A HEURISTIC ALGORITHM FOR A MINIMAX SENSOR LOCATION PROBLEM ALONG A PIECEWISE LINEAR CURVE

Open Access
Author:
Liu, Qi
Graduate Program:
Industrial Engineering
Degree:
Master of Science
Document Type:
Master Thesis
Date of Defense:
None
Committee Members:
  • Tom Michael Cavalier, Thesis Advisor
Keywords:
  • Voronoi diagram
  • piecewise linear curve
  • minimax sensor location problem
  • heuristic algorithm
Abstract:
Facility location problems have many practical applications in the fields of urban planning, retail industry, emergency service, etc. A recent variant of this problem that has received attention in the literature is the sensor location problem. One typical sensor location problem is to place a finite number of sensors to detect an event in a prescribed domain in order to minimize the maximum probability of non-detection. The application of this problem could be the detection of hazardous events, mobile service, military planning, etc. The domain to be detected can be a unit line, a unit square, a convex polygon or even a piecewise linear curve. In this thesis the minimax sensor location problem of monitoring a piecewise linear curve is addressed. An event may occur anywhere along the piecewise linear curve; a finite number of sensors may be positioned there.

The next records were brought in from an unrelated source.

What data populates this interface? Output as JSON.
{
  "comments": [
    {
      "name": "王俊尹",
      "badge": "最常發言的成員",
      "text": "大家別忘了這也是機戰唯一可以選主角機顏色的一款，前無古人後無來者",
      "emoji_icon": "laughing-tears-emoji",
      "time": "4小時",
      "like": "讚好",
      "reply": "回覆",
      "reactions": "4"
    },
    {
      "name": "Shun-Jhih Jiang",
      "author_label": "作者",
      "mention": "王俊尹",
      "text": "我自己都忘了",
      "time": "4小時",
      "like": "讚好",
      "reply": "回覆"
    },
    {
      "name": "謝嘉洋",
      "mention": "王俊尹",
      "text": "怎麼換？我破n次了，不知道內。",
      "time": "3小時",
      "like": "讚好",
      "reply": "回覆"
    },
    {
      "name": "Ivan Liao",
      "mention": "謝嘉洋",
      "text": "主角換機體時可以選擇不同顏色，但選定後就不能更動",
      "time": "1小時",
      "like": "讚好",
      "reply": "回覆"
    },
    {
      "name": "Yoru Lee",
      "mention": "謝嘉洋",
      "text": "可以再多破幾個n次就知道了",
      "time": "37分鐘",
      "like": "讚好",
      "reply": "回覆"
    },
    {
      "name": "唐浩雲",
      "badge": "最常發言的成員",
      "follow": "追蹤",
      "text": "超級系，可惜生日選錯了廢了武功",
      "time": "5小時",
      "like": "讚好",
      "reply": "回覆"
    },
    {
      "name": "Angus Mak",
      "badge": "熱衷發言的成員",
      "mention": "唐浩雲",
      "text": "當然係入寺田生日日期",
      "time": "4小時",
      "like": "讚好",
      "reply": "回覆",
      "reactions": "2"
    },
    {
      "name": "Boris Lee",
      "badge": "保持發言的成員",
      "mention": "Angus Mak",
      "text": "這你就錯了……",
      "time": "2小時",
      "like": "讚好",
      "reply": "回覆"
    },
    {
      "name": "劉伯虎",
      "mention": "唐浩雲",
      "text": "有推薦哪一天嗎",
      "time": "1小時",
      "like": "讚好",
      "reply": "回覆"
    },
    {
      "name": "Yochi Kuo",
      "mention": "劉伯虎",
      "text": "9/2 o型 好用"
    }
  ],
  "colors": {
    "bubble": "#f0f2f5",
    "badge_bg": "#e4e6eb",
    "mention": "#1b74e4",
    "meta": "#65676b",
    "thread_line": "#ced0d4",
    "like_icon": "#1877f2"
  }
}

The objective is to minimize the maximum probability of non-detection. Furthermore, the feasible region of sensor locations can take different forms. Unconstrained and constrained optimization problems are both studied in this thesis. It is shown that this is a difficult non-convex, non-linear, continuous optimization problem even in the case of two sensors. A heuristic algorithm utilizing the properties of Voronoi diagrams is developed in this thesis. In particular, the direction finding method and the manner followed to obtain the step-length parameters are fine-tuned. A procedure for attaining feasible solutions is also developed for constrained optimization problems. Through computational testing, it is demonstrated that the algorithm can generate high-quality solutions. Computational experience is provided.